Sour smell of success
Simon Barnes
IT seems now like a dispatch from the Dark Ages of sport, but in fact it was only six years ago that Will Carling, the England rugby union captain, was a fag-paper away from the sack after referring to his sport's administrators as '57 old farts'. The remark was televised to a bemused nation, and all at once there was revolution in the air.
The old farts hated the modern England set-up, hated the way the players were famous and were increasingly able to make money from the game. It wasn't like that in our day. These cocky young buggers need taking down a peg or two; and when England lost there was quiet delight the length and breadth of fartdom.
Carling was the principal hate-object, of course: young, gabby, self-possessed, and transparently milking his reputation for all it was worth in his 'motivation' business. But, almost as an answer to a prayer, he seemed to have delivered himself into the enemy's hands with a single unguarded remark, The old farts readied themselves for the gentlemanly coup: the thumbs-down in the committee room, the politely expressed regrets, the thanks for past services. But before the committee could meet, a ferocious counter-coup was in progress.
It's not Carling that's wrong, it's the old farts. The team is great, it is well-loved, it is mostly winning. Players and coaches, all those at the sharp end of the game lined up with Carling. The press released a tsunami of pro-Carling, anti-fartist sentiments.

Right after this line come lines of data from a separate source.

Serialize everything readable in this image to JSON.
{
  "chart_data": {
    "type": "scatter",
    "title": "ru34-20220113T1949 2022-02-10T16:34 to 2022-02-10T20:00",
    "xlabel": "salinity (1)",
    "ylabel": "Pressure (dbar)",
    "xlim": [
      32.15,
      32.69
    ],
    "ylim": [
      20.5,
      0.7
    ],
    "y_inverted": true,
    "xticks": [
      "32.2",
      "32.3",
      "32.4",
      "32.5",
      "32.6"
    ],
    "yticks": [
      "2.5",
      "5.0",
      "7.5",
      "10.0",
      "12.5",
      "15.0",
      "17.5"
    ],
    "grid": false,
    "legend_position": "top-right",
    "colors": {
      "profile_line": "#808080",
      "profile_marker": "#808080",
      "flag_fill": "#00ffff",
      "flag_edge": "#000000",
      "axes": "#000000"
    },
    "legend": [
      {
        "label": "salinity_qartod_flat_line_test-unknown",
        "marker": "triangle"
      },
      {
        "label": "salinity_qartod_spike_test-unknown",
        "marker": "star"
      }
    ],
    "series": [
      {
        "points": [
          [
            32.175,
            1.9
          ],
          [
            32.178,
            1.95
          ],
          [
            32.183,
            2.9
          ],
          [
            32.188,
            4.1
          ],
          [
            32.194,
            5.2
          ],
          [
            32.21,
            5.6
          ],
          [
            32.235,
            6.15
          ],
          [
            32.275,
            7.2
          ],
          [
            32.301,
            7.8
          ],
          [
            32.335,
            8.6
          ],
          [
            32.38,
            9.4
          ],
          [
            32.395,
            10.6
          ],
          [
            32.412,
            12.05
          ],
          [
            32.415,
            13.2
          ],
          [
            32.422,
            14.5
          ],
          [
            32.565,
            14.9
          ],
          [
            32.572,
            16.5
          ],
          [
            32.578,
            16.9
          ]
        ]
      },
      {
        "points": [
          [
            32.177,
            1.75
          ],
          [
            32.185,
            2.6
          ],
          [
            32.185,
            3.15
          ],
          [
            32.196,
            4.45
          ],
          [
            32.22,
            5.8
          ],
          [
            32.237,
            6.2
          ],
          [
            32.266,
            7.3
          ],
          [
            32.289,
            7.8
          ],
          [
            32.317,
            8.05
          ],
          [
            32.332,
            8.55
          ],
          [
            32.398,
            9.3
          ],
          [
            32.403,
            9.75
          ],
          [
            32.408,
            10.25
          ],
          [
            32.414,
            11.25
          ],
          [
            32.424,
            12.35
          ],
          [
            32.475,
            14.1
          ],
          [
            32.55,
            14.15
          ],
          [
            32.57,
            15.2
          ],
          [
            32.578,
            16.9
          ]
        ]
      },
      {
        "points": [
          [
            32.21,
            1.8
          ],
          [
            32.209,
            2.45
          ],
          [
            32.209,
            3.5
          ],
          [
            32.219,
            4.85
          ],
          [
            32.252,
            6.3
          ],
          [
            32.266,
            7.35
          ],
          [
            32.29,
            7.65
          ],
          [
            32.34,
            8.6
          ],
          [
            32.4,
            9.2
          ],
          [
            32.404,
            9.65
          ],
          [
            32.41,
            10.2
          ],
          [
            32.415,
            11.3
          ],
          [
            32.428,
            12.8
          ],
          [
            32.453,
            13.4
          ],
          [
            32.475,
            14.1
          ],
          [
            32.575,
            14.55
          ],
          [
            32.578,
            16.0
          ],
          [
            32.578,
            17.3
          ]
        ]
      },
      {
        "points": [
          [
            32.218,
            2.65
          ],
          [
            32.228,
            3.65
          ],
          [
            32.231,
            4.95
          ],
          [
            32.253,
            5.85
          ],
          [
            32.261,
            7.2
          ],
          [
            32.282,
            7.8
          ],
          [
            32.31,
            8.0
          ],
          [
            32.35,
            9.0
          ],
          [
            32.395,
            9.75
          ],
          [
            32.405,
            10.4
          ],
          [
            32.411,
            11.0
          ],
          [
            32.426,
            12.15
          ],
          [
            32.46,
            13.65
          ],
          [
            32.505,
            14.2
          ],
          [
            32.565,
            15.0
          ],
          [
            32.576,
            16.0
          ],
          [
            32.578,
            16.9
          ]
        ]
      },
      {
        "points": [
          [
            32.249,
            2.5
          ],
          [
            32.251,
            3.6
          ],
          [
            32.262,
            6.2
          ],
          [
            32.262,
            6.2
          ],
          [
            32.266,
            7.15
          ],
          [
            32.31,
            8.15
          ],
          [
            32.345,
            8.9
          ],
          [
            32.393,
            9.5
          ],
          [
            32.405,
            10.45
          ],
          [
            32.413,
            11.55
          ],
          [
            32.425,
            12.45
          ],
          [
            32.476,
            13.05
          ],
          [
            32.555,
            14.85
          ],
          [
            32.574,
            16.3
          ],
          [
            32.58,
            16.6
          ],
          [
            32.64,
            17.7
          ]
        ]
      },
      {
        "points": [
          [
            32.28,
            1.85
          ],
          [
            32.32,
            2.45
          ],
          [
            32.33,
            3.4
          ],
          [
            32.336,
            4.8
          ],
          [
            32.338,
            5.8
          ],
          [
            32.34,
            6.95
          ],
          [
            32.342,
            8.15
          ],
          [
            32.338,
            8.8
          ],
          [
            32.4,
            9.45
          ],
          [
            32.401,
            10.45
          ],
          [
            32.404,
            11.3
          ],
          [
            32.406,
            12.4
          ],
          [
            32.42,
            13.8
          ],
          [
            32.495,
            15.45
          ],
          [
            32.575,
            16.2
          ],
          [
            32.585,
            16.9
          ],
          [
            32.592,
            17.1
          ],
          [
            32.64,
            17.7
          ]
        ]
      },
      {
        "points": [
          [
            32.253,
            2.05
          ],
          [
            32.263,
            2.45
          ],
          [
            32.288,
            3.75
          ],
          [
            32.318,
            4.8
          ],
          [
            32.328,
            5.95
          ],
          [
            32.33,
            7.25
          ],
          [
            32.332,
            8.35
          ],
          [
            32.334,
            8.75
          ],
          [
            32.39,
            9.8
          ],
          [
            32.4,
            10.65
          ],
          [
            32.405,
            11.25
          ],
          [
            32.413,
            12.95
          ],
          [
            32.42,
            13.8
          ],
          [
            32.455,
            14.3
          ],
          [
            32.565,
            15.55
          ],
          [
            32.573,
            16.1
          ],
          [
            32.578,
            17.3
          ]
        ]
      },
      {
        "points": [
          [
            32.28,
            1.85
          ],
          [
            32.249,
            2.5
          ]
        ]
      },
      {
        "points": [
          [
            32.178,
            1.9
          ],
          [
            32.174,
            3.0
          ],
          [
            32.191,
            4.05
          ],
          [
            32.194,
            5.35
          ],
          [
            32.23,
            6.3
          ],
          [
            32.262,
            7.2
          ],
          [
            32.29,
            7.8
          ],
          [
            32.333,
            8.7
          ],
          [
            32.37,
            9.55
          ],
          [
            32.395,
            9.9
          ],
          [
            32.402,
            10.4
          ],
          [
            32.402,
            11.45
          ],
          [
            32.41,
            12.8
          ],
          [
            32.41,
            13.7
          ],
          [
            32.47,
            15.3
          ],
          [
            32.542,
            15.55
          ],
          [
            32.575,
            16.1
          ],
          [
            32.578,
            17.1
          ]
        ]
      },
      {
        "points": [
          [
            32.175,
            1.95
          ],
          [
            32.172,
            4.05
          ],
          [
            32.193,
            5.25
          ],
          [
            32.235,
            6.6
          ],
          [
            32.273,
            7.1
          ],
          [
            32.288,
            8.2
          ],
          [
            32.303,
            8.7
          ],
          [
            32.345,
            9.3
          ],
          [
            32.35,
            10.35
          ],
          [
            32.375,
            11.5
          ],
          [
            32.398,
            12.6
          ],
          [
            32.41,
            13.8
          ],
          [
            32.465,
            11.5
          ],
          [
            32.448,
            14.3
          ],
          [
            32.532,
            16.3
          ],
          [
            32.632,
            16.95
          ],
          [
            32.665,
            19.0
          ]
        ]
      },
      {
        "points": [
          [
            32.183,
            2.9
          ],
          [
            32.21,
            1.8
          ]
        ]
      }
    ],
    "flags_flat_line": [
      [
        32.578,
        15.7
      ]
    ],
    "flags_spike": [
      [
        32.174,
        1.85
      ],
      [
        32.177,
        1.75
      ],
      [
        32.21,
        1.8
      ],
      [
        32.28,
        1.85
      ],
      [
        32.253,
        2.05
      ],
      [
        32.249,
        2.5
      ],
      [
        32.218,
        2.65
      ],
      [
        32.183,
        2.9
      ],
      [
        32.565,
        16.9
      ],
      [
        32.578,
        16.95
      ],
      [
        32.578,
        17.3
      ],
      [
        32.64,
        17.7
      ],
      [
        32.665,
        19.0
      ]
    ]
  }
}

And the Carling faction won. He stayed as captain, the terrific side of the Nineties continued to beat allcomers (in the northern hemisphere, anyway) and the game was never quite the same again. Now the same people, now ex-players, have been setting up a coup themselves. An informal alliance of leading players from the Nineties have lined up to criticise the current side and, in particular, its manager, Clive Woodward, Their line is that the players should have won a grand slam in the Six Nations championship for each of the last three years, and that falling short was 'not what the players deserved'. Newspapers have been full of explayers declaring it was all better in their day. Not the fitness or the skill, and certainly not the money, but the attitude — that's what these young people don't understand. By God, it was the attitude we had in those days that carried us through when times were hard.
Which all goes to show that it doesn't take long for a Young Turk to become an Old Fart, because the informal whispering campaign is nothing less than fartism come again. Of course, it is all dressed up in modern sportspeak, and each individual makes it clear that he is doing it for the best possible motives, and that he has nothing to declare but his goodwill towards English rugby.
But behind it all is the truth: that we are all too old to play rugby for England, and it sucks. The coup became unstuck when England beat the world champions, Australia, a fortnight ago, in a powerful and tactically immaculate match, and last Saturday they beat Romania by a record score of 134-0.
But the mutterings continue. Sport is cruel; it forces a person to retire from all that he loves and does best at the age when most of us are hitting our stride. In sport, you grow old and are discarded frighteningly soon.
Where have all the young men gone? Turned into old farts, every one — When will they ever learn?